Sadler is collaborating with a cross-party group of MPs to voice the needs of families facing such challenges. “When a child’s diagnosed with cancer, your entire world is turned upside down. It hits families so hard. I’m incredibly grateful for the listening exercise; the time for action is now,” said Sadler, who is 44 years old.
In April 2014, Sadler’s son, Michael, was diagnosed with Acute Lymphoblastic Leukaemia (ALL) at just two years old after experiencing persistent leg pain. The family rushed to the emergency department, where they received the life-altering diagnosis late that evening. This pivotal moment not only impacted Michael but also transformed the lives of his entire family.
The family’s journey through treatment was made more manageable through the support of the charity Young Lives vs Cancer, which Sadler now volunteers for. He emphasized the crucial assistance they provided during a challenging period. “It was a week before Michael’s third birthday – we ended up moving to Bristol with a two-month-old baby. It’s really hard to access everything, but they gave us somewhere to live, social workers, nurses – we couldn’t believe people did things for us,” he shared.

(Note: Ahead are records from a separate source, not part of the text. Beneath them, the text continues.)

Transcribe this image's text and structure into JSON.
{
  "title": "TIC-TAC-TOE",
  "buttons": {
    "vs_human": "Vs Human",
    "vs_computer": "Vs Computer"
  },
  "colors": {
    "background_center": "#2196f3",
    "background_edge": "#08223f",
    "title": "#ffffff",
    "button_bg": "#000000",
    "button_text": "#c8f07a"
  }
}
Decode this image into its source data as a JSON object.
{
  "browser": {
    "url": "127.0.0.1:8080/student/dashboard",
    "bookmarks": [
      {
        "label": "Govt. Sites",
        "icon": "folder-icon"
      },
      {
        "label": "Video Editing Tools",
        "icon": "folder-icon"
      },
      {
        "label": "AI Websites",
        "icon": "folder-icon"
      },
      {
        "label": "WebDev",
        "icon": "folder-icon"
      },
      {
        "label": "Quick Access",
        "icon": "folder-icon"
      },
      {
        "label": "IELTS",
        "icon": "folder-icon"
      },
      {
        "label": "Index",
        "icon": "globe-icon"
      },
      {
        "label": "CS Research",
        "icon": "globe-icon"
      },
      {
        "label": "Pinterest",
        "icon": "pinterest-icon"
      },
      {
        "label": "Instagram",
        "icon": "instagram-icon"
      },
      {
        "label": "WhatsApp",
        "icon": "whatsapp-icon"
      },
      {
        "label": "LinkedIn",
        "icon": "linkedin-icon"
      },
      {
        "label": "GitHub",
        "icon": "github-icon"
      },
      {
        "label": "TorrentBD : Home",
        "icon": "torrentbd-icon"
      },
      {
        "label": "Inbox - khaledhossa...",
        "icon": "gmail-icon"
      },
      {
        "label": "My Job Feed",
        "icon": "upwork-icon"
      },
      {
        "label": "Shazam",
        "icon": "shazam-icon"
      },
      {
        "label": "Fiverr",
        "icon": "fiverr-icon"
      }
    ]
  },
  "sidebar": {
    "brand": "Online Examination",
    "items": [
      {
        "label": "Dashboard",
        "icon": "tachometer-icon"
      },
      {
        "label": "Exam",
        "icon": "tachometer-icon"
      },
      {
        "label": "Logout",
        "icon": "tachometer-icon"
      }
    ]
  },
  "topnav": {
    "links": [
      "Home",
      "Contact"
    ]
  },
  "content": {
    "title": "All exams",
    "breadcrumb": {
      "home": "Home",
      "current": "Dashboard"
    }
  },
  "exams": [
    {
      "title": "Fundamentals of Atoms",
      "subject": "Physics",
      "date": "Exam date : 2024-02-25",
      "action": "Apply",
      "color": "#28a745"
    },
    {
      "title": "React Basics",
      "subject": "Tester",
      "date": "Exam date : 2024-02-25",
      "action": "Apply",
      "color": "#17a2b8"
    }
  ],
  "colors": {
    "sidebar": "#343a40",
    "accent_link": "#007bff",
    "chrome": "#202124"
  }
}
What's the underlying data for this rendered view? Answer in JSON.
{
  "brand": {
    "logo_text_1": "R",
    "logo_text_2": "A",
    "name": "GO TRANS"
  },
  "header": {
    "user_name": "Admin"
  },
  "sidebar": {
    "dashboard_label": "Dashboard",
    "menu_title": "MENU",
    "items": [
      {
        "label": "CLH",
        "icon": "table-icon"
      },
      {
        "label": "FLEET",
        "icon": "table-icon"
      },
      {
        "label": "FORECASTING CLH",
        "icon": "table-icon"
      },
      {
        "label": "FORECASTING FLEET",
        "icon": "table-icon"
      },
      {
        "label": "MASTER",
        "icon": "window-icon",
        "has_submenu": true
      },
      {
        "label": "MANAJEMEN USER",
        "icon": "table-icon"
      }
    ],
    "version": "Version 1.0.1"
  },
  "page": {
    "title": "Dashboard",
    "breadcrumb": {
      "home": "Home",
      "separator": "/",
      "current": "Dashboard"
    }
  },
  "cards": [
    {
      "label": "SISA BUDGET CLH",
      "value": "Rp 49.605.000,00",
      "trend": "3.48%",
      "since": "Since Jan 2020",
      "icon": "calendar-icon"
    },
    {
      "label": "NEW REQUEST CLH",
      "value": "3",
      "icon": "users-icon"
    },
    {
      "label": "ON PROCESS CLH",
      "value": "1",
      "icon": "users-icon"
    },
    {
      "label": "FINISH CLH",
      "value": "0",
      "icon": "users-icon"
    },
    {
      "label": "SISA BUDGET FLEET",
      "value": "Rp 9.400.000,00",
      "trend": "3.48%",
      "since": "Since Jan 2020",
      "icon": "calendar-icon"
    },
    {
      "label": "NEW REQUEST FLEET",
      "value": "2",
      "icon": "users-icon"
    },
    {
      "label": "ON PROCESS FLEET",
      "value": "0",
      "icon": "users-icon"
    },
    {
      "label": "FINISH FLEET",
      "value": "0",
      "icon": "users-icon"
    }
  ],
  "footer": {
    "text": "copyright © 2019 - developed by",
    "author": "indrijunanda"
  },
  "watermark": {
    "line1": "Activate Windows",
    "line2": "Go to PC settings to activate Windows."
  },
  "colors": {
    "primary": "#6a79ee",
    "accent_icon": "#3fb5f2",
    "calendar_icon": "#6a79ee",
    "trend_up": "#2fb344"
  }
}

Despite the commendable support from Young Lives vs Cancer, Sadler highlighted significant gaps in available resources. He is determined to ensure that young cancer patients are not forgotten after treatment ends. Sadler advocates for enhanced mental health services for children and their families, as well as a young person’s travel fund to alleviate the burden of accessing treatment.
“When we were in Bristol, we met families from Cornwall – that was their closest treatment centre,” he explained. The need for resources extends beyond medical support; Sadler’s vision is for children and young people with cancer to be empowered to thrive, not merely survive, after treatment.
“We’re so happy with Michael and so grateful to still have him – he’s doing really, really well, but I want to ensure their cancer diagnosis does not define them,” he stated.
The All-Party Parliamentary Group for Cancer in Children and Young People is expected to convene soon, ahead of the anticipated launch of the National Cancer Plan in February 2024. Sadler’s contributions reflect a growing recognition of the need for comprehensive support systems for families grappling with the realities of childhood cancer. His commitment underscores the importance of community involvement in shaping policies that directly impact lives.